WASHINGTON, DC – The Bush Administration today finalized new forest policy regulations that potentially open millions of acres of national forests to logging and mining projects with little or no attention given to the effect those projects would have on wildlife and the environment. The regulations reverse decades of progress toward responsible forest management and represent another serious blow, along with the Bush Administration’s “Healthy Forests Initiative,” to sound management of the public’s 191 million acre national forest system.

“The President’s forest regulations are an early Christmas gift to the timber industry masquerading as a government streamlining measure,” said Rodger Schlickeisen, President of Defenders of Wildlife. “This is all about opening more and more forested lands to unsustainable logging with no regard for environmental impact.”

“The new regulations jeopardize important wildlife habitat and put more species at risk of endangerment and extinction.

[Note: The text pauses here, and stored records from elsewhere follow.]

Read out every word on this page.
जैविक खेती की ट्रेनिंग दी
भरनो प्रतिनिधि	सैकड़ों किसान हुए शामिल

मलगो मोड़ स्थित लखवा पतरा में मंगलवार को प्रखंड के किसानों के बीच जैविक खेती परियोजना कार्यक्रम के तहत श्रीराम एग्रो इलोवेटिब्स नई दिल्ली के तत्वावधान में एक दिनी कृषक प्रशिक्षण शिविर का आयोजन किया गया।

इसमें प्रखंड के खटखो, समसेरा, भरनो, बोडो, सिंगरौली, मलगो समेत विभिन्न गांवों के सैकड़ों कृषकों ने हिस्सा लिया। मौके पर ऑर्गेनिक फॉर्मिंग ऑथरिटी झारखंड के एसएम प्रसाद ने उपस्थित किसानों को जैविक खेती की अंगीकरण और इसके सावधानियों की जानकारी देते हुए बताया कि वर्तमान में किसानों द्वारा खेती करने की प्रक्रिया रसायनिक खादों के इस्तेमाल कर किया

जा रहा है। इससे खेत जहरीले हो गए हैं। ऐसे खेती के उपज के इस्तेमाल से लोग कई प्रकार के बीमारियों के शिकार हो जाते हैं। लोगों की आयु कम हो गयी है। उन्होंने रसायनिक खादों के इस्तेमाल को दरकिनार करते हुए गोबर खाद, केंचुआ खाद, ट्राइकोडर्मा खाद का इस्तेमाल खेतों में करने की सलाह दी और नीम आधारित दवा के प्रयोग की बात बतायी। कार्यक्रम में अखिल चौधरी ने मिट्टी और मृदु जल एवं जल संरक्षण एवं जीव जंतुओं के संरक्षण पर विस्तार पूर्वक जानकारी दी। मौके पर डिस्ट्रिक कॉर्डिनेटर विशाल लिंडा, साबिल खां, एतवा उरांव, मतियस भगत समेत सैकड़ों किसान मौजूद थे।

They toss aside decades of bipartisan consensus on forest protection and fly in the face of the recommendations of hundreds of scientists and expert policy makers,” continued Schlickeisen. [emphasis added] [...]
What kind of bootscraper would call legislation the "Healthy Forest Initiative," when it obviously has nothing to do with healthy anything.  A damn liar -- the same liar we just reelected.  But that is a rant tangent. 

The real point of this post is this: obscure species are extremely valuable resources.  An Ecuadorian frog has provided us with a molecule that may help with the problem of drug abuse, not to mention the problem of chronic pain.  Any policy that erodes the protection of endangered species is foolish and short-sighted.